Training loss is monitored.


## Training Starling


In [None]:
## train ST
st.train_and_fit(
 callbacks=[cb_early_stopping],
 logger=[log_tb],
)

## Appending STARLING results to the annData object


In [None]:
## retrive starling results
result = st.result()

## The following information can be retrived from the annData object:

- st.adata.varm['init_exp_centroids'] -- initial expression cluster centroids (P x C matrix)
- st.adata.varm['st_exp_centroids'] -- ST expression cluster centroids (P x C matrix)
- st.adata.uns['init_cell_size_centroids'] -- initial cell size centroids if STARLING models cell size
- st.adata.uns['st_cell_size_centroids'] -- initial & ST cell size centroids if ST models cell size
- st.adata.obsm['assignment_prob_matrix'] -- cell assignment probability (N x C maxtrix)
- st.adata.obsm['gamma_prob_matrix'] -- gamma probabilitiy of two cells (N x C x C maxtrix)
- st.adata.obs['doublet'] -- doublet indicator
- st.adata.obs['doublet_prob'] -- doublet probabilities
- st.adata.obs['init_label'] -- initial assignments
- st.adata.obs['st_label'] -- ST assignments
- st.adata.obs['max_assign_prob'] -- ST max probabilites of assignments

_N: # of cells; C: # of clusters; P: # of proteins_


## Saving the model


In [None]:
## st object can be saved
torch.save(st, "model.pt")

model.pt will be saved in the same directory as this notebook.
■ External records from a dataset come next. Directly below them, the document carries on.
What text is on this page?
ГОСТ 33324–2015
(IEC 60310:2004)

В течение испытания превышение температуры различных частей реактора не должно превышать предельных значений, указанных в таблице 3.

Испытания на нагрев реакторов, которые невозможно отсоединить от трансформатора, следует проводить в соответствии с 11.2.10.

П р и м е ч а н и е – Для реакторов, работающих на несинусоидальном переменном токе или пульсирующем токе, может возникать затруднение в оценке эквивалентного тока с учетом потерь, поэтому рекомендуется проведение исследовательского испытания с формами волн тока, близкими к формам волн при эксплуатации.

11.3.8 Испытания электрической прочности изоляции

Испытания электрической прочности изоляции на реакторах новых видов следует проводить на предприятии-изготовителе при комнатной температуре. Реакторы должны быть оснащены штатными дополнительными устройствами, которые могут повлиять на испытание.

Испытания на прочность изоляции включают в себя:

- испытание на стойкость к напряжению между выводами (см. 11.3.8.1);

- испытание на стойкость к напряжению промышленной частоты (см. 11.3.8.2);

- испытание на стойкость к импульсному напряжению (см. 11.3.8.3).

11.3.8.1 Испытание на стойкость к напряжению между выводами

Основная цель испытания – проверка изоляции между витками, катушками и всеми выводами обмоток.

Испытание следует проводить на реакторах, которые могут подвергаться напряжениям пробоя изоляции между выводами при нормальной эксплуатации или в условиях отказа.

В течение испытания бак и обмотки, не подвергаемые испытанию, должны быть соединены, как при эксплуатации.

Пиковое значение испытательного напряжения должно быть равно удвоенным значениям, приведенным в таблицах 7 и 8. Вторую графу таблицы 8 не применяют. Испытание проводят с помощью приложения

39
## Showing STARLING results


In [None]:
display(result)

One could easily perform further analysis such as co-occurance, enrichment analysis and etc.


In [None]:
result.obs

Starling provides doublet probabilities and cell assignment if it were a singlet for each cell.


## Showing initial expression centroids:


In [None]:
## initial expression centroids (p x c) matrix
pd.DataFrame(result.varm["init_exp_centroids"], index=result.var_names)

There are 10 centroids since we set Kmeans (KM) as k = 10 earlier.


## Showing Starling expression centroids:


In [None]:
## starling expression centroids (p x c) matrix
pd.DataFrame(result.varm["st_exp_centroids"], index=result.var_names)

From here one could easily annotate cluster centroids to cell type.


## Showing Assignment Distributions:


In [None]:
## assignment distributions (n x c maxtrix)
pd.DataFrame(result.obsm["assignment_prob_matrix"], index=result.obs.index)

Currently, we assign a cell label based on the maximum probability among all possible clusters. However, these could be mislabeled because maximum and second highest probabilies can be very close.